Indeed, even at £20,000, it’s possible to argue Greenwich lets Run To The Beat have the borough’s streets cheaply – Royal Parks gets at least £10,000 for allowing it use of Greenwich Park alone.
And there’s no real destination for the cash other than “sports legacy work”.
But then again it’s paid nothing at all so far. “We need to think – well, what does this bring into the borough?,” cabinet member Maureen O’Mara said of the race last year. So far, that seems to be an unpaid bill, a heap of aggravation, and more questions about the council leader. How long will local councillors put up with it for?
11.55pm update: At tonight’s council meeting, Chris Roberts denied any knowledge of donations from RTTB to Greenwich Starting Blocks when questioned by opposition leader Spencer Drury. Deputy leader Peter Brooks said no decision had been made about 2014’s race, and “ward councillors might have something to say”. Poor quality audio below:
On the basis of the evidence so far it seems that Councillors will put up with RTTB as long as their allegiance to the Labour party remains stonger than their responsibilities to their constituents. Broken promises from my own ward Councillor on this very issue have made me decide not to vote Labour in the next election. And I have told her this so she is in no doubt.

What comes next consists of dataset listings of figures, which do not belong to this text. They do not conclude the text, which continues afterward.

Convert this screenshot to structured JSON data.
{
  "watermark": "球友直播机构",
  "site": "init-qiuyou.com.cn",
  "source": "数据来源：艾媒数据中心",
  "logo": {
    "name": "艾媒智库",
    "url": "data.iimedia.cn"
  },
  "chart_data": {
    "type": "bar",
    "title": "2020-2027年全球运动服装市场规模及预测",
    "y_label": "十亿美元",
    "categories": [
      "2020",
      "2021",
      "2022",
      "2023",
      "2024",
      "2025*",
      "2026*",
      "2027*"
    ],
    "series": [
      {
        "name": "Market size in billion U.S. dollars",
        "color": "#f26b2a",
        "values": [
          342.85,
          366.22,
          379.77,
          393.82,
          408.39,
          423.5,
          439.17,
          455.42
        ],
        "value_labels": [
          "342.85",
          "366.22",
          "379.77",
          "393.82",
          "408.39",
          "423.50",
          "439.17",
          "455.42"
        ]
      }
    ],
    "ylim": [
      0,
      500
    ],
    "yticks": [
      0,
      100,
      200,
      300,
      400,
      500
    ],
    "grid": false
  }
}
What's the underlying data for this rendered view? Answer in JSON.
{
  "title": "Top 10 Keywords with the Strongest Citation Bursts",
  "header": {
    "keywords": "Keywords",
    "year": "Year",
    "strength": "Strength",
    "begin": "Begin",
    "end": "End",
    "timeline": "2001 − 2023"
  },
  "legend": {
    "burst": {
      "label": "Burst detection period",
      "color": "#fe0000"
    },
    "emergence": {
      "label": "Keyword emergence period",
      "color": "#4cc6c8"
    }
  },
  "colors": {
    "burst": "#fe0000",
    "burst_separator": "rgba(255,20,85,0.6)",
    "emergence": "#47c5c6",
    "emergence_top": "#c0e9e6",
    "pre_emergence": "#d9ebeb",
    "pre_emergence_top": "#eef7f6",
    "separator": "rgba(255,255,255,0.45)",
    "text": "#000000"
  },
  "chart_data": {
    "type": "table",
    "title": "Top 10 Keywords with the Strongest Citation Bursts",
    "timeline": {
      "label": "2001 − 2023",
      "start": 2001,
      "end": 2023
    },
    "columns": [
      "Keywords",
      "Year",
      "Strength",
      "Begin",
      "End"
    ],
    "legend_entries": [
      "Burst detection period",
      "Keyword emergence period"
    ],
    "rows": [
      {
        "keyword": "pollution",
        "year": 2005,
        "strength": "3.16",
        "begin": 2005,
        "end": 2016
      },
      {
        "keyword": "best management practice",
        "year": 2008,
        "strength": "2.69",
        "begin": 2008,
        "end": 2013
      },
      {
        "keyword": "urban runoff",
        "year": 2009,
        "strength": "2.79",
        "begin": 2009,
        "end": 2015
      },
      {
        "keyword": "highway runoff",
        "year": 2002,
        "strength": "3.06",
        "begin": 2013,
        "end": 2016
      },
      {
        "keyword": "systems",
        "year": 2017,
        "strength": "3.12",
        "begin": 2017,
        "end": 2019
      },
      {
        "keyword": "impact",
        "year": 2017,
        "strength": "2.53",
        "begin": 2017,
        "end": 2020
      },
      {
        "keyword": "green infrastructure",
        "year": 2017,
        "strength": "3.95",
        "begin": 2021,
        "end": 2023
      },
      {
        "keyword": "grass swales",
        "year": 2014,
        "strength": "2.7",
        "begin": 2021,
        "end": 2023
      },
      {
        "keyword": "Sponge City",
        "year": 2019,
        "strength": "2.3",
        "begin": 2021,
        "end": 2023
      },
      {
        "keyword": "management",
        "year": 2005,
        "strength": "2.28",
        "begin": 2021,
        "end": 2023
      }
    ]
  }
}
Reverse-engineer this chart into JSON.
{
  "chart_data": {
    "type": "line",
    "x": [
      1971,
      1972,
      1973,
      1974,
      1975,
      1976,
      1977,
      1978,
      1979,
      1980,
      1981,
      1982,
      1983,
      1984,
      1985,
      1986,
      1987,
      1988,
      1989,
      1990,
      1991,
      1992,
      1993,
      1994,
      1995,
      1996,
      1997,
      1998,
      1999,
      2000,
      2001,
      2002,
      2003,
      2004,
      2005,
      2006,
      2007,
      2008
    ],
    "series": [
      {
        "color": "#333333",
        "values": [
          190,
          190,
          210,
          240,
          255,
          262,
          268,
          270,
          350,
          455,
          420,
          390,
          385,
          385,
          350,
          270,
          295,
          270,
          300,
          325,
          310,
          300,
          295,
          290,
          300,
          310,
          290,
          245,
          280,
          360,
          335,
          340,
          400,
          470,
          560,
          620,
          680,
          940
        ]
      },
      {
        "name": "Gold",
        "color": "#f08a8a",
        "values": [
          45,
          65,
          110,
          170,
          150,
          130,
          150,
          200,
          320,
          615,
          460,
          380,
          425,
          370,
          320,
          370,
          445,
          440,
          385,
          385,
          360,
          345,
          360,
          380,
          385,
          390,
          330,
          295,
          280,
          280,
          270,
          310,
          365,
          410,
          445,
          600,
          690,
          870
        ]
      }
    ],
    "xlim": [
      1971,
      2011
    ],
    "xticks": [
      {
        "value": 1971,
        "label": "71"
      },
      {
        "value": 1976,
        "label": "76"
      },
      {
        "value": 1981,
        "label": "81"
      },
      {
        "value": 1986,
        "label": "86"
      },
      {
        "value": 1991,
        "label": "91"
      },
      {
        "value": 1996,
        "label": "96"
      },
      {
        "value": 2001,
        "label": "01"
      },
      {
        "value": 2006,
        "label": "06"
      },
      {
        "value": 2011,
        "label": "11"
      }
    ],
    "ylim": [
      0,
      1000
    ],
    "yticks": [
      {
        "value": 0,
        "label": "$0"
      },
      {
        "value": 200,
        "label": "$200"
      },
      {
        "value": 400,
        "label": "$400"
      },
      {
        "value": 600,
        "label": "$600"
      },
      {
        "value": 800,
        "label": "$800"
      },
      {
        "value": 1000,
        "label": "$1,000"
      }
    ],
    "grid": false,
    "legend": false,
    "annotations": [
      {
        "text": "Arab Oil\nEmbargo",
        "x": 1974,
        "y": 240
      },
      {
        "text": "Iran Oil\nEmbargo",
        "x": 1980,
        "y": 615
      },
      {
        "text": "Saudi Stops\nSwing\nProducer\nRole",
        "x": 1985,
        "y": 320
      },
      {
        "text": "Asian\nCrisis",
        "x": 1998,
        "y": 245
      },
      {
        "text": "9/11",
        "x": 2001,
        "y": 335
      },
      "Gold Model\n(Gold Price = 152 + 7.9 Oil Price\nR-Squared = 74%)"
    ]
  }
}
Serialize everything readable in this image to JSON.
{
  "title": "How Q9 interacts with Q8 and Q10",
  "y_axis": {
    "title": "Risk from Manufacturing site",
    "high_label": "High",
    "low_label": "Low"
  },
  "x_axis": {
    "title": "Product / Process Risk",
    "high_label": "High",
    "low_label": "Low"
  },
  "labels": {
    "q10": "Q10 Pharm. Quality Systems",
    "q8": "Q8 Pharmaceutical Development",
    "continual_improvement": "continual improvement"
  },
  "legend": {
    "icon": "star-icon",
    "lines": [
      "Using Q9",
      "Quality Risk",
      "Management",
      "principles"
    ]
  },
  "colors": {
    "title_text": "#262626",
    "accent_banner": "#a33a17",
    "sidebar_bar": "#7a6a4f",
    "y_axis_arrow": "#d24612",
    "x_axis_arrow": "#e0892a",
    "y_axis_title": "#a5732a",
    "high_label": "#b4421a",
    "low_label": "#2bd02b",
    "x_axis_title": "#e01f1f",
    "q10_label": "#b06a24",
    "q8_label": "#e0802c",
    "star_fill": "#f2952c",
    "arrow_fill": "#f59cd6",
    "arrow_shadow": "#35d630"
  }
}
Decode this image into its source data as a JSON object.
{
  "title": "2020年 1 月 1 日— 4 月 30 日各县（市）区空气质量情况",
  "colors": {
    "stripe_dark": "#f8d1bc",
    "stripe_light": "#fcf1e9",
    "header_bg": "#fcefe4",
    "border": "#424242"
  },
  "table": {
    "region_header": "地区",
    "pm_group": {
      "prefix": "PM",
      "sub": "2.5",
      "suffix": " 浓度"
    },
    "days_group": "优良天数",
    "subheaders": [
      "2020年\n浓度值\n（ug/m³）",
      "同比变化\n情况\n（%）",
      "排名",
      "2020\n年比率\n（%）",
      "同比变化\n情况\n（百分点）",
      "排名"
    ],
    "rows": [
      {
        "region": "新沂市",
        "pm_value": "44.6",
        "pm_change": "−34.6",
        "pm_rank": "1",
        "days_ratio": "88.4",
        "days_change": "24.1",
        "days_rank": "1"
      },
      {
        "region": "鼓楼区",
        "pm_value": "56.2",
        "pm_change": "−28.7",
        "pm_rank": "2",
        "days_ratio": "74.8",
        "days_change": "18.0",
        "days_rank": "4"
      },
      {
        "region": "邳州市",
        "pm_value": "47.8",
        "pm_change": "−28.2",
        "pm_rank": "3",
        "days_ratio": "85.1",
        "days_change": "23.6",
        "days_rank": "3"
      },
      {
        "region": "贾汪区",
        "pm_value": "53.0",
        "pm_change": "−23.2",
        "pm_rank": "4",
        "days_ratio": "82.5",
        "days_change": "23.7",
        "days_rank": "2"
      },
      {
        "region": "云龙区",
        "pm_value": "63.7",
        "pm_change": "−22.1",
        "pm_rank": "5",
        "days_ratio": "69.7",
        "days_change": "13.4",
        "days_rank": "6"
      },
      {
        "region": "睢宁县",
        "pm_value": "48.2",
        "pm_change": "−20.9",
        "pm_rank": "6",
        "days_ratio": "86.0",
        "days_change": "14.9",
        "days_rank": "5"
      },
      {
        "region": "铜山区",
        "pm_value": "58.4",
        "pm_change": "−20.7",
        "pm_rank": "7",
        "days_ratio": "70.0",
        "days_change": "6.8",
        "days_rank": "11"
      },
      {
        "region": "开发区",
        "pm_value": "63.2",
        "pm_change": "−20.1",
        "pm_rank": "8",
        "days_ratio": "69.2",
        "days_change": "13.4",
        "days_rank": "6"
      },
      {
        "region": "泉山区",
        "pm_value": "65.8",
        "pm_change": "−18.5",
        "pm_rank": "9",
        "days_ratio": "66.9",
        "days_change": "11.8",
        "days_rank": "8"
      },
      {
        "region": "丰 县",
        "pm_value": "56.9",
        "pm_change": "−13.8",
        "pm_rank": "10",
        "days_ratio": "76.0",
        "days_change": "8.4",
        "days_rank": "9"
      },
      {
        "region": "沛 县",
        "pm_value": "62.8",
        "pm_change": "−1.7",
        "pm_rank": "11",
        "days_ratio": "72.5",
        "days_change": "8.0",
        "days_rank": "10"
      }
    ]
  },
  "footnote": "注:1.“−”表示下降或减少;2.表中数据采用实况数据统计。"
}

How much does Greenwich Starting Blocks insist runners raise for their free place? That might explain the variations in numbers taking up places.
Why is anyone surprised? IMG made a lot of pretty promises to get its license and promptly reneged on them. Let’s hope the licensing committee does better by Greenwich next time round but don’t bet the rent on it.
Jim, just for clarification, who was expressing surprise?
Yes, I was surprised you were surprised, Jim – very surprising.
Tongue in cheek guys, tongue in cheek. Of course it was predictable.
When this money is paid (probably the end of the financial year) I would love to know how they intend to spend it. Would it go into some central fund? Would it be divided between the council wards that get the inconvenience? Or would sporting legacy mean Starting Blocks? As this charitable enterprise seems to get very little from the allocation of free entries, I imagine 10K or more would do them very nicely thank you. And stuff the communities who put up with this event that is forced upon them (mostly).
Does anyone know when the Royal Park gets paid? And Jim’s suggestion would explain why HImself would want to get decisions made now not later and why the foul mouthed voicemail got sent. . .
Any truth to the rumour that RTTB is going to another “lucky” borough?